Martina "Tina" Marie Mundy (born 26 December 1964 in Gander, Newfoundland and Labrador) is a Canadian politician who served in the Legislative Assembly of Prince Edward Island from 2015 to 2019.

==Career==
Prior to her election to the legislature, Mundy worked as a development officer for Holland College's campus in Summerside, and served for four years as a city councillor for Summerside City Council.

=== Electoral service ===
She was first elected in the 2015 provincial election. On 20 May 2015, Mundy was appointed as Minister of Education, Early Learning and Culture.

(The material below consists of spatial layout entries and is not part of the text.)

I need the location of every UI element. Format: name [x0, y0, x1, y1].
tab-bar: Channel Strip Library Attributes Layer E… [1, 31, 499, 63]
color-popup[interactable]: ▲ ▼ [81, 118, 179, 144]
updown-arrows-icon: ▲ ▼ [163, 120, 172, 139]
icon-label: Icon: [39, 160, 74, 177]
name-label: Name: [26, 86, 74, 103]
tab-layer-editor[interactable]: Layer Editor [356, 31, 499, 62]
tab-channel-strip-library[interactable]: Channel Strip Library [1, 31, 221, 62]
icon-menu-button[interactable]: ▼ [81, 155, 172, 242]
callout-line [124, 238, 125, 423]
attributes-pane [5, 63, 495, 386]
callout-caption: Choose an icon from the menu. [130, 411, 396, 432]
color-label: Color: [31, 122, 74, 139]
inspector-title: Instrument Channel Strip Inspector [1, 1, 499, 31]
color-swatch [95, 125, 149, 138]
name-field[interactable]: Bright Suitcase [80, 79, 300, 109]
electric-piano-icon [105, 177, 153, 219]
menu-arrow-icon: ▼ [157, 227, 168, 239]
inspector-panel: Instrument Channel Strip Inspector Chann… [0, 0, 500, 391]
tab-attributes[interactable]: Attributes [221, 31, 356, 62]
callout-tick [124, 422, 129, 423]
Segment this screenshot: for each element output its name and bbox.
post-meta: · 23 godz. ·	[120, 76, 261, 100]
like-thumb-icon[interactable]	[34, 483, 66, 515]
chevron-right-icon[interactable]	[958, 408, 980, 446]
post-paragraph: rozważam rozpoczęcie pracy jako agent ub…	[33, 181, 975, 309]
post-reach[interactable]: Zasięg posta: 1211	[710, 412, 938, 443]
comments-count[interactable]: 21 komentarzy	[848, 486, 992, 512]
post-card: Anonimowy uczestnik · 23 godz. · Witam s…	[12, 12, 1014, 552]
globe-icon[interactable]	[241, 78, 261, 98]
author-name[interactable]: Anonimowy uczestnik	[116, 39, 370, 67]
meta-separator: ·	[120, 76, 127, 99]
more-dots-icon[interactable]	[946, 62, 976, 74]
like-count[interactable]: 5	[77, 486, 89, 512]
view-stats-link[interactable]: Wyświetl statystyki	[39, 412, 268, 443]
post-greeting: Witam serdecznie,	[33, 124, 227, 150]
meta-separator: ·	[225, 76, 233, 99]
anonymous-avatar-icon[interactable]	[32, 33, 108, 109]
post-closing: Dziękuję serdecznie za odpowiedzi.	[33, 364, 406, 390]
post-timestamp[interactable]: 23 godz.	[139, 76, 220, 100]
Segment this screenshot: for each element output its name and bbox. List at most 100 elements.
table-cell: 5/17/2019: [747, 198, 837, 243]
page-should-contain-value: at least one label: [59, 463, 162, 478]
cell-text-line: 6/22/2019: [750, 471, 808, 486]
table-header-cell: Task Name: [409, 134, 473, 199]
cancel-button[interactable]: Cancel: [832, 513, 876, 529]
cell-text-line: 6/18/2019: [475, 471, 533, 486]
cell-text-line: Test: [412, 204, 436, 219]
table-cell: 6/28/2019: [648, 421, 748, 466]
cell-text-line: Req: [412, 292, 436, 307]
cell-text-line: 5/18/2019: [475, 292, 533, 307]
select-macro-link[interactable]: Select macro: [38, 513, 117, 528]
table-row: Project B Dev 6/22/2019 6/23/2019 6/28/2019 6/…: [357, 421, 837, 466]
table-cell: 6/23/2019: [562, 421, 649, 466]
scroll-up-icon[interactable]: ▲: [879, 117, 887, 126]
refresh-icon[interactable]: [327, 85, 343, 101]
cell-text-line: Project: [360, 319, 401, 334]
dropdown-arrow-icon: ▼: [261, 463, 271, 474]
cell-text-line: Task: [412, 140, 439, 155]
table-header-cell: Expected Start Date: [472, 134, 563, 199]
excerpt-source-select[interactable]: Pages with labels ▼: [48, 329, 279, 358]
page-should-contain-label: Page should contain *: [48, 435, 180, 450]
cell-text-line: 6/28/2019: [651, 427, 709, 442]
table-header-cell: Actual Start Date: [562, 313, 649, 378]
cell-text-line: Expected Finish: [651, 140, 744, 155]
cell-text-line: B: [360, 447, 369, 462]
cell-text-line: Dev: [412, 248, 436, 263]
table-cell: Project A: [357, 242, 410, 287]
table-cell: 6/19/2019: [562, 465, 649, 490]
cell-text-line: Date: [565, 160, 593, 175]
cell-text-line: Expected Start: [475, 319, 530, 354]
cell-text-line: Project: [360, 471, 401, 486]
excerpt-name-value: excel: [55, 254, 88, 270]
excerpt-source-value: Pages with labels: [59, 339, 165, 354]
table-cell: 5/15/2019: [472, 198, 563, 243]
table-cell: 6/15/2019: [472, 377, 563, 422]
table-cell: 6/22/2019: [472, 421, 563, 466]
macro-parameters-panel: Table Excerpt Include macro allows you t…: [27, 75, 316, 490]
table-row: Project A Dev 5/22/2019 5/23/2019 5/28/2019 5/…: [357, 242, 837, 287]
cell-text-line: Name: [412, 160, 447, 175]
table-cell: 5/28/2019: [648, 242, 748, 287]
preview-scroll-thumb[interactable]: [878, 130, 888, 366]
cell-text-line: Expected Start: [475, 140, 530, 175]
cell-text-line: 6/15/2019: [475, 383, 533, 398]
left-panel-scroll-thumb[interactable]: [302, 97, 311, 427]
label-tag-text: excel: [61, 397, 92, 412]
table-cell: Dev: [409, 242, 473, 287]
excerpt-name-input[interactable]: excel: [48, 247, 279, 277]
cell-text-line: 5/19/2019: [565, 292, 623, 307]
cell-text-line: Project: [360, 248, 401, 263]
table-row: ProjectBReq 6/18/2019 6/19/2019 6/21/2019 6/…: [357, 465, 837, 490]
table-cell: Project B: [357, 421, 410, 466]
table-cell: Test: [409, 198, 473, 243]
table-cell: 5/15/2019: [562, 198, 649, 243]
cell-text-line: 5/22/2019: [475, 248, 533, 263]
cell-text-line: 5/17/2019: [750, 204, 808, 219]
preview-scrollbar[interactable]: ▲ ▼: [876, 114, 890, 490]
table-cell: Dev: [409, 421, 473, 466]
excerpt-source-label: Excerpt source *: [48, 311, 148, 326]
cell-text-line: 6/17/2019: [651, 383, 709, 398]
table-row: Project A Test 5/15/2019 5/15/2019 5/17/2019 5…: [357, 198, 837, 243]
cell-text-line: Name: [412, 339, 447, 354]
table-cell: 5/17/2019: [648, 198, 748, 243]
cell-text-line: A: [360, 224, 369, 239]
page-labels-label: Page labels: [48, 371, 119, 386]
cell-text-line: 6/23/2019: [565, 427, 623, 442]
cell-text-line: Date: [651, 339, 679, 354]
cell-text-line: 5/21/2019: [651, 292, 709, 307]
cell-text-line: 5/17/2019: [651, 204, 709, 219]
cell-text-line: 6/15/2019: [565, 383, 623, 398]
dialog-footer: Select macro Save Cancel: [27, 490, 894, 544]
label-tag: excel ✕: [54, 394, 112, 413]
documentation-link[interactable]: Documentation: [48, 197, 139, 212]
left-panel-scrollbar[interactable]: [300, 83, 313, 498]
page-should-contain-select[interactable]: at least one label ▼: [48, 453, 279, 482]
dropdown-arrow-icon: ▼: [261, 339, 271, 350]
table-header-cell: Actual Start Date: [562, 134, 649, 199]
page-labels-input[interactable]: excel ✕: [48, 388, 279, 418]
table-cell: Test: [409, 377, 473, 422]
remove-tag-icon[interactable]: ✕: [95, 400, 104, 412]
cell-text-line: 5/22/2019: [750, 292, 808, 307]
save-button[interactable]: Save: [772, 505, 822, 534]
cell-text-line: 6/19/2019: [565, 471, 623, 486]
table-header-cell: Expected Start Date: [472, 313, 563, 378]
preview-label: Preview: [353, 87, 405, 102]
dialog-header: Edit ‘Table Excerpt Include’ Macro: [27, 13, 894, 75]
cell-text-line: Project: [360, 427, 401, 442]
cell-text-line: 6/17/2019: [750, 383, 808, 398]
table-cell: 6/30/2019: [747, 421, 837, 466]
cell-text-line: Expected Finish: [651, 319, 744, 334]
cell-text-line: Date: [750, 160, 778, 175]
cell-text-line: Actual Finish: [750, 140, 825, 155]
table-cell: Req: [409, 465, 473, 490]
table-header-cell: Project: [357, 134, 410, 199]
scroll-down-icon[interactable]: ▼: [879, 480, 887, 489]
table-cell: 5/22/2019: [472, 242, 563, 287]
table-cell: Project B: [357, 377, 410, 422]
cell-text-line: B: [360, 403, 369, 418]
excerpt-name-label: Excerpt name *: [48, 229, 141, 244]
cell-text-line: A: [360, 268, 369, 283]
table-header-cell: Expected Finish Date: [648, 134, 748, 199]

She resigned the following day, citing a financial matter. On 7 January 2016, she returned to cabinet and was appointed to the Executive Council of Prince Edward Island as Minister of Family and Human Services.

She represented the electoral district of Summerside-St. Eleanors as a member of the Liberal Party until she was defeated in the 2019 Prince Edward Island general election.